To align regions (e.g. define DMR position relative to genes) or perform the enrichment of regions at these genomic features against the genome background use :class:Enrichment.

# If you want to perform an ENRICHMENT, and not only plot
# the density of metagene coverage, you NEED to use .raw() method
# for genome DataFrame.
genes = bsx.Genome.from_gff("path/to/annot.gff").raw()
dmr = bsx.Genome.from_custom(
    "path/to/dmr.txt",
    chr_col=0, # Theese columns indexes are configurable
    start_col=1,
    end_col=2
).all()

enrichment = bsx.Enrichment(dmr, genes, flank_length=2000).enrich()

enrich_demo

Enrichment.enrich returns EnrichmentResult, which stores enrichment statistics and coordinates of regions which have aligned with genomic features. The metagene coverage with regions can be plotted via EnrichmentResult.plot_density_mpl method.

fig = enrichment.plot_density_mpl(
    tick_labels=["-2000bp", "TSS", "Gene body", "TES" "+2000bp"],
)

enrichment_density

Enrichment statistics can be accessed with EnrichmentResult.enrich_stats or plotted with EnrichmentResult.plot_enrich_mpl

enrichment.plot_enrich_mpl()

enrichment

Other functionality

For other functionality, such as methylation reports conversion and BAM conversion and statistics please refer to the documentation.

Console usage

BSXplorer can be used in a console mode for generating complex HTML-reports (see example here) and running many analysis at once or converting BAM to methylation report. For detailed commands description and examples, please refer to the documentation.

What's new

Since publication we have released Version 1.1.0.

Major changes

  • Added new classes for Unified reading of methylation reports (UniversalReader, UniversalReplicatesReader). Now any supported report type can be converted into another.

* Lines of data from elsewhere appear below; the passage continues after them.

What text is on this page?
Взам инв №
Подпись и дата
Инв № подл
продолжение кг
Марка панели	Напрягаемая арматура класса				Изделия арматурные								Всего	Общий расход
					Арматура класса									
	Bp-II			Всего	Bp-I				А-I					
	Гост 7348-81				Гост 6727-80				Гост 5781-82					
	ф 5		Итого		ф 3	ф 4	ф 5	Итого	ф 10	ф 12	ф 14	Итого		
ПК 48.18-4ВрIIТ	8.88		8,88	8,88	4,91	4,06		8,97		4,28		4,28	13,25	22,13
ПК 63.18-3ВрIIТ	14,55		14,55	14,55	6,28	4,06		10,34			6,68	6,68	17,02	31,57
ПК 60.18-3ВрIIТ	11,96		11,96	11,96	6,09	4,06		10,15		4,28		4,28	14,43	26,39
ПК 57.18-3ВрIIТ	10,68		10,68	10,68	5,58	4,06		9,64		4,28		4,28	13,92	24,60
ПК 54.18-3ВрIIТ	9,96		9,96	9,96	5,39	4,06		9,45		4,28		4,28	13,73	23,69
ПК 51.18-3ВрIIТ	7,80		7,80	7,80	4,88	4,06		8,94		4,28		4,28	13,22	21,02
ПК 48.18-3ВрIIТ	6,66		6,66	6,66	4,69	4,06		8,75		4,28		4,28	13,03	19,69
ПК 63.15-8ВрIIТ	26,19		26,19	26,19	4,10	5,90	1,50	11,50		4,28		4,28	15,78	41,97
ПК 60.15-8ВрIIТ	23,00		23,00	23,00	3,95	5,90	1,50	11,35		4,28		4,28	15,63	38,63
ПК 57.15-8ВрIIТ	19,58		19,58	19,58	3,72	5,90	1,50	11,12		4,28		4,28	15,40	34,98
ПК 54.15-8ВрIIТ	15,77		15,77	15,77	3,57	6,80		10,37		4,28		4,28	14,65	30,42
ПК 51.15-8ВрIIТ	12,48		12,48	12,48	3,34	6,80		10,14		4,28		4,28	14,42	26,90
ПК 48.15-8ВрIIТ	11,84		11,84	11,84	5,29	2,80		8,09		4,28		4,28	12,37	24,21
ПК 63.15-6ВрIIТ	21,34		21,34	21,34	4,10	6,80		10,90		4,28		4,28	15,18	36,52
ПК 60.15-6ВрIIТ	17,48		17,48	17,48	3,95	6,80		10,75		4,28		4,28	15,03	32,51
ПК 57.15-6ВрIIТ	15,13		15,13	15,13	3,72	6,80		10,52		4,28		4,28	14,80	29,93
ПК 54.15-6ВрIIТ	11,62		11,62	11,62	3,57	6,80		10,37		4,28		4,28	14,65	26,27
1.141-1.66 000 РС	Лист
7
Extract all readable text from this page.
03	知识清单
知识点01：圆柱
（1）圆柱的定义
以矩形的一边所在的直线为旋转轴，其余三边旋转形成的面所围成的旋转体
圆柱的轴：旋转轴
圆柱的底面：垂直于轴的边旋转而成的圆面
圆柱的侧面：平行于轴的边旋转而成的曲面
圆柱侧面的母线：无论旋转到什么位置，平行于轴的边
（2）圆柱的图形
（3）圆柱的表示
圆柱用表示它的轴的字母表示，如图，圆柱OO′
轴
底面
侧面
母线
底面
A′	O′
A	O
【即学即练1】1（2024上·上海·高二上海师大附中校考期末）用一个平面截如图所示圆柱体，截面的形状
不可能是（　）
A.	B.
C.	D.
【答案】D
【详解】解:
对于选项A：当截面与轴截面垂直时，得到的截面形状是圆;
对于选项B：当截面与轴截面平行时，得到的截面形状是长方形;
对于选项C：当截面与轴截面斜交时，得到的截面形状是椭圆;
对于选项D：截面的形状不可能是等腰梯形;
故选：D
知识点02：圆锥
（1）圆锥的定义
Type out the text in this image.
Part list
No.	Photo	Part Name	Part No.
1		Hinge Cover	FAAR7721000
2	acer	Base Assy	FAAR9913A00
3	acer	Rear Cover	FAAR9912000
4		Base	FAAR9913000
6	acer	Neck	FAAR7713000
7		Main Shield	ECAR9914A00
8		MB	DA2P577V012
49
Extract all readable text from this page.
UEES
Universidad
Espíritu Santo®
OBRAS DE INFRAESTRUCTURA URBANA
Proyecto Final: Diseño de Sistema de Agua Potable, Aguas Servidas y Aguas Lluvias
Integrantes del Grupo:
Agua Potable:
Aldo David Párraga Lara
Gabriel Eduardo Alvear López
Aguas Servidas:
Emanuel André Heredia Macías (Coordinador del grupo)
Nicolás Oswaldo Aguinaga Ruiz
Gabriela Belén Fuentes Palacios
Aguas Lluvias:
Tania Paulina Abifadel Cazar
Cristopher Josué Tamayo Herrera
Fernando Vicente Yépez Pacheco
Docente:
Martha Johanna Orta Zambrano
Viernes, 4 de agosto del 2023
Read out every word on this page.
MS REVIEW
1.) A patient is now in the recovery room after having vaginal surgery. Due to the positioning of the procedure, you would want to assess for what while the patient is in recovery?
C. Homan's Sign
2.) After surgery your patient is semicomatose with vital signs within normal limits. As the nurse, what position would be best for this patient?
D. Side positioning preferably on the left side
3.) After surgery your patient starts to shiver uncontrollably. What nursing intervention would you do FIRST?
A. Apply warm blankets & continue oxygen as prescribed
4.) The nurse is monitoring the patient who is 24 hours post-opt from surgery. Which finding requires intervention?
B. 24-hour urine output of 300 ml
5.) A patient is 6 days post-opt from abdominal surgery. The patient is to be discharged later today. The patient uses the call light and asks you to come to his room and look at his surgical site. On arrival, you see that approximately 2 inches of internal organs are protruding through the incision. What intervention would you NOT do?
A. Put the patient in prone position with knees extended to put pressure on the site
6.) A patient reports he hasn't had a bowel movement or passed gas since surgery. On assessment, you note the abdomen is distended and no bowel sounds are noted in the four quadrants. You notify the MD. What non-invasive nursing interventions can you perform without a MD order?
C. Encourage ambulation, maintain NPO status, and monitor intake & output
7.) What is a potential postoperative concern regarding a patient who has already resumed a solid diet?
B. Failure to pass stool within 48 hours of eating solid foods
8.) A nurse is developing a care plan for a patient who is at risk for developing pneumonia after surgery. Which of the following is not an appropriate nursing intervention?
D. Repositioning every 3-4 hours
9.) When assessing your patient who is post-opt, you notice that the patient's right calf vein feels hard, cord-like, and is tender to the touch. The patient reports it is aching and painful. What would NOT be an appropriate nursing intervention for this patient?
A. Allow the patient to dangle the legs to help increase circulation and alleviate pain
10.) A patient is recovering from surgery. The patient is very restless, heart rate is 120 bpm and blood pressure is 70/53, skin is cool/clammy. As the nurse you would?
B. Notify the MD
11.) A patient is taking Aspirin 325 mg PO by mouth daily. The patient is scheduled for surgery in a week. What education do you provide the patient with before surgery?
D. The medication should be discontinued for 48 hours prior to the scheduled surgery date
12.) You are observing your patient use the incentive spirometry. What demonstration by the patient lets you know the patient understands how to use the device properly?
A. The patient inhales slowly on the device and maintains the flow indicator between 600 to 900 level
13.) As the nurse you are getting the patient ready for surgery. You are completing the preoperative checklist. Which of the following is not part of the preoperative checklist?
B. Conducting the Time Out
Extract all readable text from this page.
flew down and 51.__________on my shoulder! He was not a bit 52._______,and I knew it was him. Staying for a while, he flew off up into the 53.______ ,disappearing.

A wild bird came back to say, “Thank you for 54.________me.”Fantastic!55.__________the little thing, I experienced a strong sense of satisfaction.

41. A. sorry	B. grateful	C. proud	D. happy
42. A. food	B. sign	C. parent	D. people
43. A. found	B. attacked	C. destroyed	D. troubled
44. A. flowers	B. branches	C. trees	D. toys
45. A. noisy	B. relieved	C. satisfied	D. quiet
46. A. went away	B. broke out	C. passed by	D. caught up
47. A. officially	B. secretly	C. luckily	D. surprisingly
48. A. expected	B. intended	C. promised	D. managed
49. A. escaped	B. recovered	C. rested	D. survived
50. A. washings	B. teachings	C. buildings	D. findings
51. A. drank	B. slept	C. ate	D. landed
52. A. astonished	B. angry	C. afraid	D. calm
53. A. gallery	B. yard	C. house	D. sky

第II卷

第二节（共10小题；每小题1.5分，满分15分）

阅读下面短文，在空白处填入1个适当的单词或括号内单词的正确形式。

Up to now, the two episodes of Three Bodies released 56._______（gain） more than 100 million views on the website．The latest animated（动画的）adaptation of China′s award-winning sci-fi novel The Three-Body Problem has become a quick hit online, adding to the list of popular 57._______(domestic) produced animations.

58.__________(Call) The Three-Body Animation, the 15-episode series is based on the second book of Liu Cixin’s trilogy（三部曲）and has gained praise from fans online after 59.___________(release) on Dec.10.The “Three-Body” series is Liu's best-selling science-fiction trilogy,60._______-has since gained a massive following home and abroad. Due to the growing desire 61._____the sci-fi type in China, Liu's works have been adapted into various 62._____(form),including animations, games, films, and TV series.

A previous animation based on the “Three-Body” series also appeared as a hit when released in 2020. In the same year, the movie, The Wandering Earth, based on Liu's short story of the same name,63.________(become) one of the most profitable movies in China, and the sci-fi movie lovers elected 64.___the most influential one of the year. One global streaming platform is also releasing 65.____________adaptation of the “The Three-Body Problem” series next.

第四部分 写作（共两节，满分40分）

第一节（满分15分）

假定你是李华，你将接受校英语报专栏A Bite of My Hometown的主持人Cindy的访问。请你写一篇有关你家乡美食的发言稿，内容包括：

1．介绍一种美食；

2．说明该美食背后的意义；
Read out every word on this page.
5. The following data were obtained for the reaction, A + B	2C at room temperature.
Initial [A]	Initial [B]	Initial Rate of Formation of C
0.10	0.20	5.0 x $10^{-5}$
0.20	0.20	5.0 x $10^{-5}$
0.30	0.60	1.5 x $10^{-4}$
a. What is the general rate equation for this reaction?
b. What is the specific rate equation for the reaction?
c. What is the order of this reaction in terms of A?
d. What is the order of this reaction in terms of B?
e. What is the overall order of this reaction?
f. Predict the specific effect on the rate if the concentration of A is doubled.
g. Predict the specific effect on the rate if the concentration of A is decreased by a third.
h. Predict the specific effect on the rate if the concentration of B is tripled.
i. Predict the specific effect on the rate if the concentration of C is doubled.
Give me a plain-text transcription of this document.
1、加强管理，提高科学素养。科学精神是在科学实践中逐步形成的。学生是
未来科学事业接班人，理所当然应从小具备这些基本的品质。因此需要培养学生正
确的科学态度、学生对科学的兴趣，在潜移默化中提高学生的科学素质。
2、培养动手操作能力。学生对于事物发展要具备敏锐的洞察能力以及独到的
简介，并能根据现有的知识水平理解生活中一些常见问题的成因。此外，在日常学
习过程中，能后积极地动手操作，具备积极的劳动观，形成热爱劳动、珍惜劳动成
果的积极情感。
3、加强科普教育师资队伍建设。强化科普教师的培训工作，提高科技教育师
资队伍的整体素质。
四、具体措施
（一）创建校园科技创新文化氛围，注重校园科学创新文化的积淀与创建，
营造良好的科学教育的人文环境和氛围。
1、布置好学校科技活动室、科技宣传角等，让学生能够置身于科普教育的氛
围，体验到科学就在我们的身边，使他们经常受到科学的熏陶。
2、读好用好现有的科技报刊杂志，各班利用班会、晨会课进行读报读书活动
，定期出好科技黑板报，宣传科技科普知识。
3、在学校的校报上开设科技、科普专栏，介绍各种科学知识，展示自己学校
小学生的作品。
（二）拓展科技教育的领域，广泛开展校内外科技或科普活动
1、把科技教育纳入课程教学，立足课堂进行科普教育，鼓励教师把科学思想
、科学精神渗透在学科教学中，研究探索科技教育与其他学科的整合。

  • Added support for processing BAM files (BAMReader). BAM files can be either converted to methylation report (faster than with native methods), or methylation statistics, such as methylation entropy, epipolymorphism or PDR can be calculated.

  • Added method for aligning one set of regions along another (e.g. DMR along genes) – Enrichment. Regions can not only be aligned, but the coverage of the metagene by DMRs can be visualized.

Other improvements

  • Any plot data now can be retrieved by corresponding method.
  • Fixes to the plotting API.
  • Fixes to Category report.
  • Added console command for processing BAM files.